MuLan: Adapting Multilingual Diffusion Models for Hundreds of Languages with Negligible Cost
Journal:
arXiv
Published Date:
Dec 2, 2024
Abstract
In this work, we explore a cost-effective framework for multilingual image
generation. We find that, unlike models tuned on high-quality images with
multilingual annotations, leveraging text encoders pre-trained on widely
available, noisy Internet image-text pairs significantly enhances data
efficiency in text-to-image (T2I) generation across multiple languages. Based
on this insight, we introduce MuLan, Multi-Language adapter, a lightweight
language adapter with fewer than 20M parameters, trained alongside a frozen
text encoder and image diffusion model.

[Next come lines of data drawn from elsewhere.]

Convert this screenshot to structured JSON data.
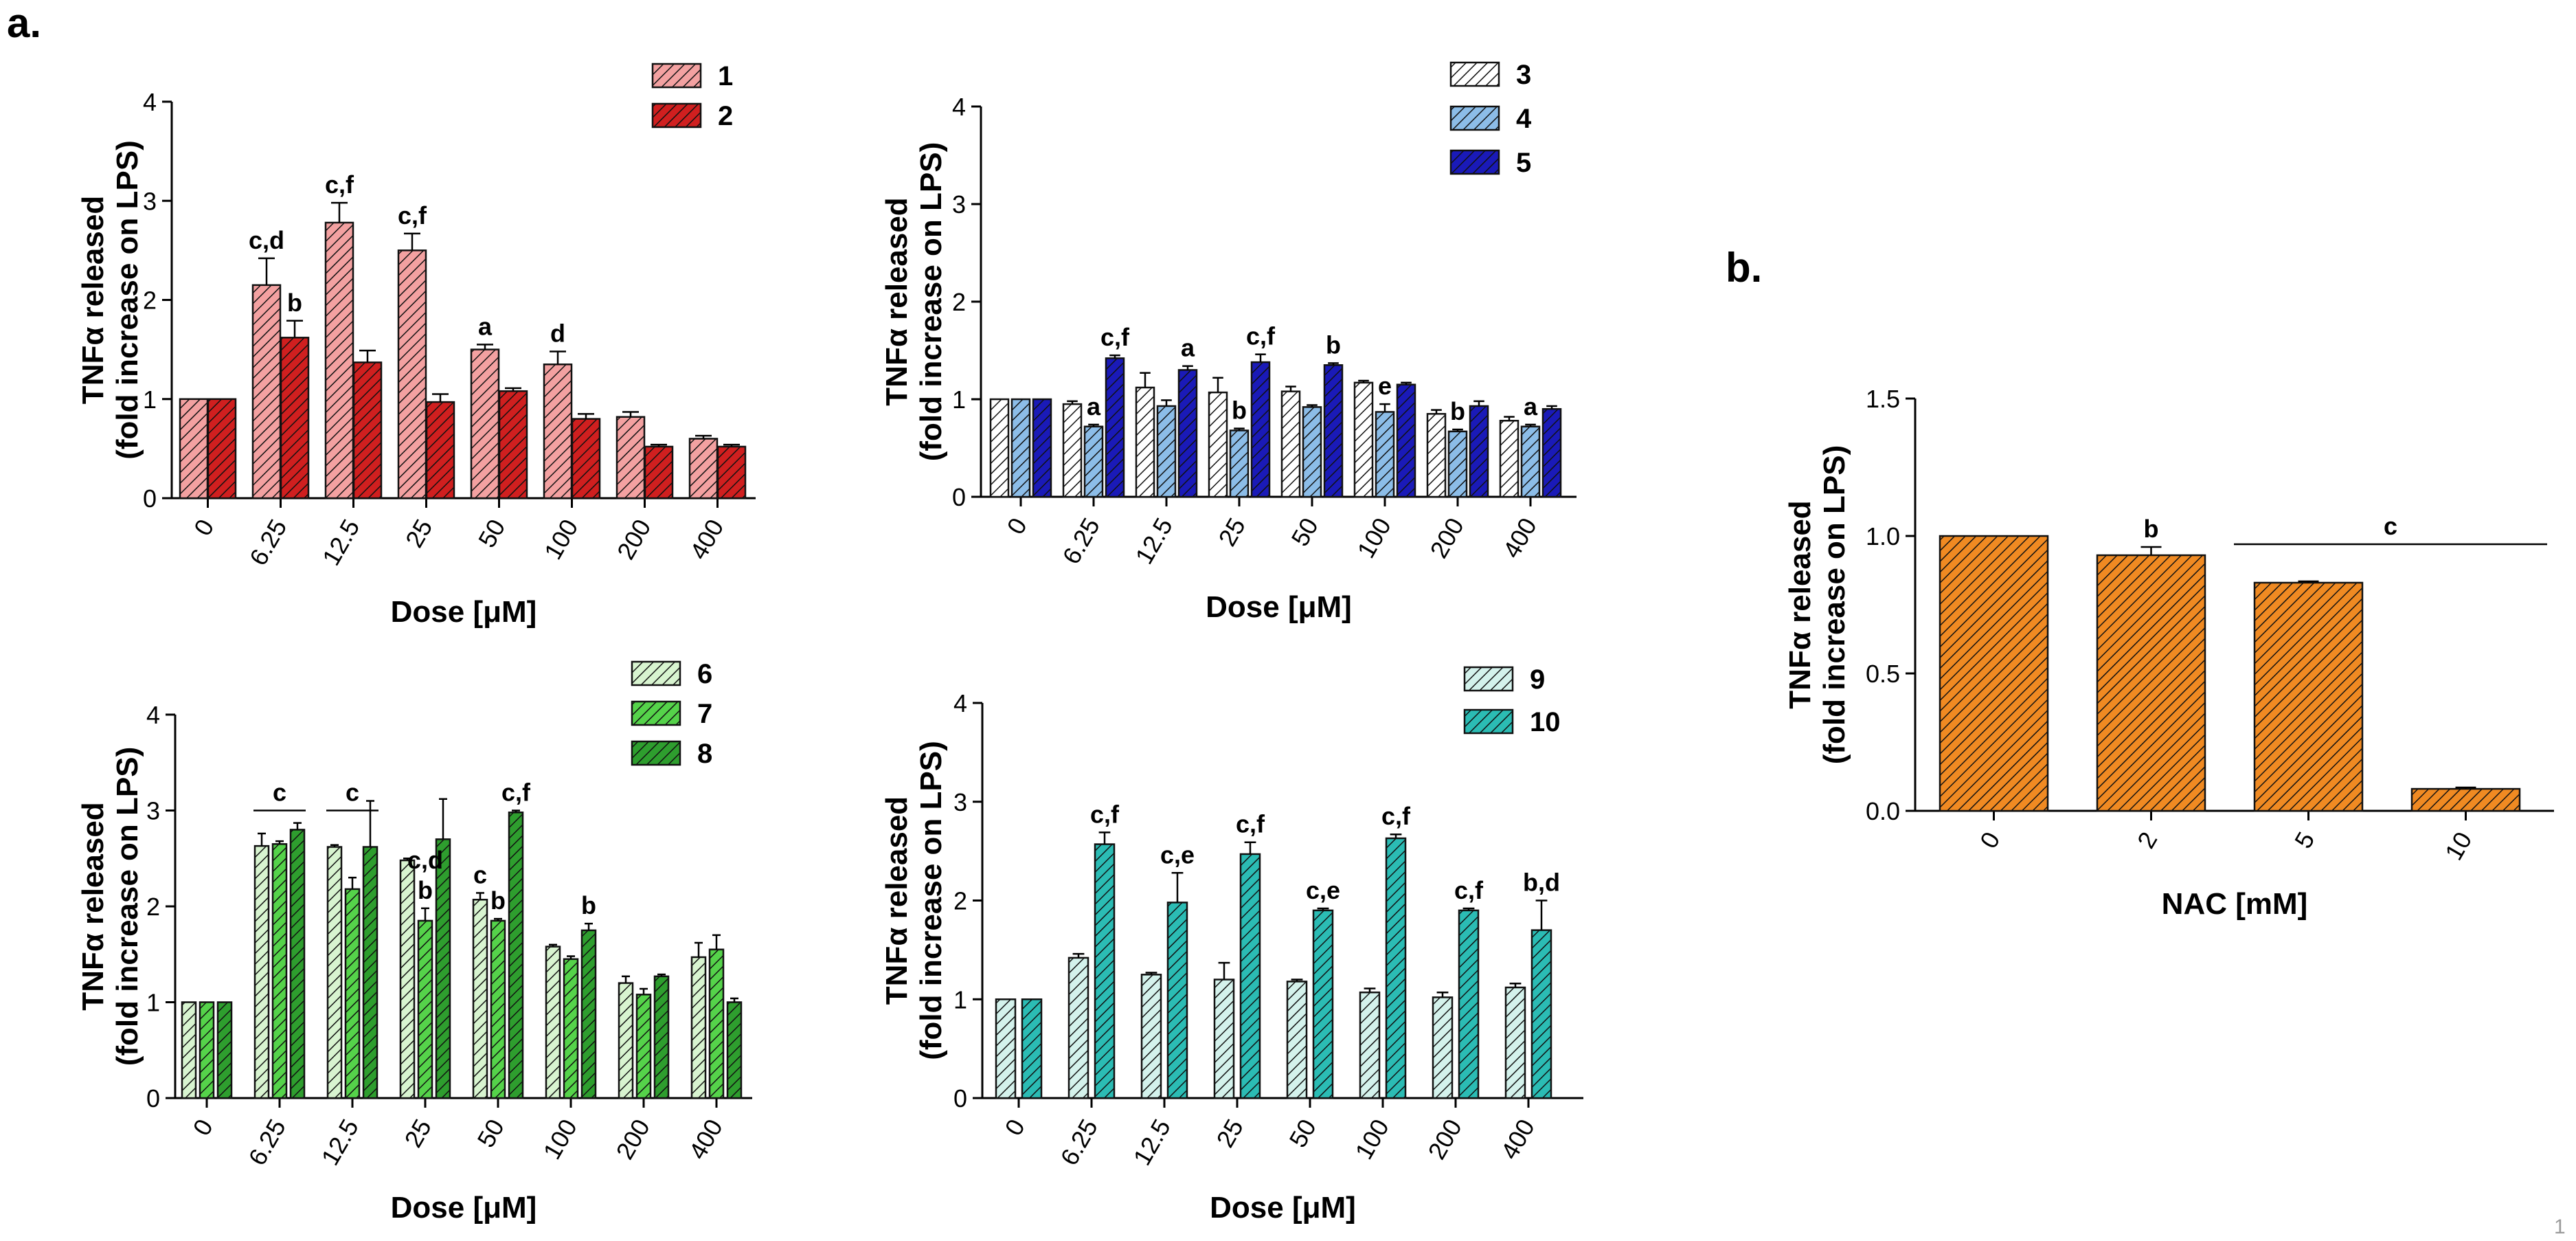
{
  "figure": {
    "panel_a_label": "a.",
    "panel_b_label": "b.",
    "page_number": "1",
    "colors": {
      "c1": "#f3a1a1",
      "c2": "#d01f1f",
      "c3": "#ffffff",
      "c4": "#8cbde8",
      "c5": "#1a1ab8",
      "c6": "#d8f4d0",
      "c7": "#55d34a",
      "c8": "#2e9e2e",
      "c9": "#d4f2ec",
      "c10": "#2bbcb4",
      "nac": "#f08a22"
    }
  },
  "chart_data": [
    {
      "type": "bar",
      "id": "a1",
      "title": "",
      "ylabel_line1": "TNFα released",
      "ylabel_line2": "(fold increase on LPS)",
      "xlabel": "Dose [μM]",
      "ylim": [
        0,
        4
      ],
      "yticks": [
        "0",
        "1",
        "2",
        "3",
        "4"
      ],
      "categories": [
        "0",
        "6.25",
        "12.5",
        "25",
        "50",
        "100",
        "200",
        "400"
      ],
      "series": [
        {
          "name": "1",
          "color": "#f3a1a1",
          "values": [
            1.0,
            2.15,
            2.78,
            2.5,
            1.5,
            1.35,
            0.82,
            0.6
          ],
          "errors": [
            0,
            0.27,
            0.2,
            0.17,
            0.05,
            0.13,
            0.05,
            0.03
          ]
        },
        {
          "name": "2",
          "color": "#d01f1f",
          "values": [
            1.0,
            1.62,
            1.37,
            0.97,
            1.08,
            0.8,
            0.52,
            0.52
          ],
          "errors": [
            0,
            0.17,
            0.12,
            0.08,
            0.03,
            0.05,
            0.02,
            0.02
          ]
        }
      ],
      "annotations": [
        {
          "category": "6.25",
          "series": "1",
          "text": "c,d"
        },
        {
          "category": "6.25",
          "series": "2",
          "text": "b"
        },
        {
          "category": "12.5",
          "series": "1",
          "text": "c,f"
        },
        {
          "category": "25",
          "series": "1",
          "text": "c,f"
        },
        {
          "category": "50",
          "series": "1",
          "text": "a"
        },
        {
          "category": "100",
          "series": "1",
          "text": "d"
        }
      ],
      "brackets": []
    },
    {
      "type": "bar",
      "id": "a2",
      "title": "",
      "ylabel_line1": "TNFα released",
      "ylabel_line2": "(fold increase on LPS)",
      "xlabel": "Dose [μM]",
      "ylim": [
        0,
        4
      ],
      "yticks": [
        "0",
        "1",
        "2",
        "3",
        "4"
      ],
      "categories": [
        "0",
        "6.25",
        "12.5",
        "25",
        "50",
        "100",
        "200",
        "400"
      ],
      "series": [
        {
          "name": "3",
          "color": "#ffffff",
          "values": [
            1.0,
            0.95,
            1.12,
            1.07,
            1.08,
            1.17,
            0.85,
            0.78
          ],
          "errors": [
            0,
            0.03,
            0.15,
            0.15,
            0.05,
            0.02,
            0.04,
            0.04
          ]
        },
        {
          "name": "4",
          "color": "#8cbde8",
          "values": [
            1.0,
            0.72,
            0.93,
            0.68,
            0.92,
            0.87,
            0.67,
            0.72
          ],
          "errors": [
            0,
            0.02,
            0.06,
            0.02,
            0.02,
            0.08,
            0.02,
            0.02
          ]
        },
        {
          "name": "5",
          "color": "#1a1ab8",
          "values": [
            1.0,
            1.42,
            1.3,
            1.38,
            1.35,
            1.15,
            0.93,
            0.9
          ],
          "errors": [
            0,
            0.03,
            0.04,
            0.08,
            0.02,
            0.02,
            0.05,
            0.03
          ]
        }
      ],
      "annotations": [
        {
          "category": "6.25",
          "series": "4",
          "text": "a"
        },
        {
          "category": "6.25",
          "series": "5",
          "text": "c,f"
        },
        {
          "category": "12.5",
          "series": "5",
          "text": "a"
        },
        {
          "category": "25",
          "series": "4",
          "text": "b"
        },
        {
          "category": "25",
          "series": "5",
          "text": "c,f"
        },
        {
          "category": "50",
          "series": "5",
          "text": "b"
        },
        {
          "category": "100",
          "series": "4",
          "text": "e"
        },
        {
          "category": "200",
          "series": "4",
          "text": "b"
        },
        {
          "category": "400",
          "series": "4",
          "text": "a"
        }
      ],
      "brackets": []
    },
    {
      "type": "bar",
      "id": "a3",
      "title": "",
      "ylabel_line1": "TNFα released",
      "ylabel_line2": "(fold increase on LPS)",
      "xlabel": "Dose [μM]",
      "ylim": [
        0,
        4
      ],
      "yticks": [
        "0",
        "1",
        "2",
        "3",
        "4"
      ],
      "categories": [
        "0",
        "6.25",
        "12.5",
        "25",
        "50",
        "100",
        "200",
        "400"
      ],
      "series": [
        {
          "name": "6",
          "color": "#d8f4d0",
          "values": [
            1.0,
            2.63,
            2.62,
            2.48,
            2.07,
            1.58,
            1.2,
            1.47
          ],
          "errors": [
            0,
            0.13,
            0.02,
            0.02,
            0.07,
            0.02,
            0.07,
            0.15
          ]
        },
        {
          "name": "7",
          "color": "#55d34a",
          "values": [
            1.0,
            2.65,
            2.18,
            1.85,
            1.85,
            1.45,
            1.08,
            1.55
          ],
          "errors": [
            0,
            0.03,
            0.12,
            0.13,
            0.02,
            0.03,
            0.06,
            0.15
          ]
        },
        {
          "name": "8",
          "color": "#2e9e2e",
          "values": [
            1.0,
            2.8,
            2.62,
            2.7,
            2.98,
            1.75,
            1.27,
            1.0
          ],
          "errors": [
            0,
            0.07,
            0.48,
            0.42,
            0.02,
            0.07,
            0.02,
            0.04
          ]
        }
      ],
      "annotations": [
        {
          "category": "25",
          "series": "7",
          "text": "b"
        },
        {
          "category": "25",
          "series": "7",
          "text": "c,d"
        },
        {
          "category": "50",
          "series": "6",
          "text": "c"
        },
        {
          "category": "50",
          "series": "7",
          "text": "b"
        },
        {
          "category": "50",
          "series": "8",
          "text": "c,f"
        },
        {
          "category": "100",
          "series": "8",
          "text": "b"
        }
      ],
      "brackets": [
        {
          "category": "6.25",
          "text": "c"
        },
        {
          "category": "12.5",
          "text": "c"
        }
      ]
    },
    {
      "type": "bar",
      "id": "a4",
      "title": "",
      "ylabel_line1": "TNFα released",
      "ylabel_line2": "(fold increase on LPS)",
      "xlabel": "Dose [μM]",
      "ylim": [
        0,
        4
      ],
      "yticks": [
        "0",
        "1",
        "2",
        "3",
        "4"
      ],
      "categories": [
        "0",
        "6.25",
        "12.5",
        "25",
        "50",
        "100",
        "200",
        "400"
      ],
      "series": [
        {
          "name": "9",
          "color": "#d4f2ec",
          "values": [
            1.0,
            1.42,
            1.25,
            1.2,
            1.18,
            1.07,
            1.02,
            1.12
          ],
          "errors": [
            0,
            0.04,
            0.02,
            0.17,
            0.02,
            0.04,
            0.05,
            0.04
          ]
        },
        {
          "name": "10",
          "color": "#2bbcb4",
          "values": [
            1.0,
            2.57,
            1.98,
            2.47,
            1.9,
            2.63,
            1.9,
            1.7
          ],
          "errors": [
            0,
            0.12,
            0.3,
            0.12,
            0.02,
            0.04,
            0.02,
            0.3
          ]
        }
      ],
      "annotations": [
        {
          "category": "6.25",
          "series": "10",
          "text": "c,f"
        },
        {
          "category": "12.5",
          "series": "10",
          "text": "c,e"
        },
        {
          "category": "25",
          "series": "10",
          "text": "c,f"
        },
        {
          "category": "50",
          "series": "10",
          "text": "c,e"
        },
        {
          "category": "100",
          "series": "10",
          "text": "c,f"
        },
        {
          "category": "200",
          "series": "10",
          "text": "c,f"
        },
        {
          "category": "400",
          "series": "10",
          "text": "b,d"
        }
      ],
      "brackets": []
    },
    {
      "type": "bar",
      "id": "b",
      "title": "",
      "ylabel_line1": "TNFα released",
      "ylabel_line2": "(fold increase on LPS)",
      "xlabel": "NAC [mM]",
      "ylim": [
        0,
        1.5
      ],
      "yticks": [
        "0.0",
        "0.5",
        "1.0",
        "1.5"
      ],
      "categories": [
        "0",
        "2",
        "5",
        "10"
      ],
      "series": [
        {
          "name": "NAC",
          "color": "#f08a22",
          "values": [
            1.0,
            0.93,
            0.83,
            0.08
          ],
          "errors": [
            0,
            0.03,
            0.005,
            0.005
          ]
        }
      ],
      "annotations": [
        {
          "category": "2",
          "series": "NAC",
          "text": "b"
        }
      ],
      "brackets": [
        {
          "from": "5",
          "to": "10",
          "text": "c"
        }
      ]
    }
  ]
}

Compared to previous multilingual T2I
models, this framework offers: (1) Cost efficiency. Using readily accessible
English data and off-the-shelf multilingual text encoders minimizes the
training cost; (2) High performance. Achieving comparable generation
capabilities in over 110 languages with CLIP similarity scores nearly matching
those in English (38.61 for English vs. 37.61 for other languages); and (3)
Broad applicability. Seamlessly integrating with compatible community tools
like LoRA, LCM, ControlNet, and IP-Adapter, expanding its potential use cases.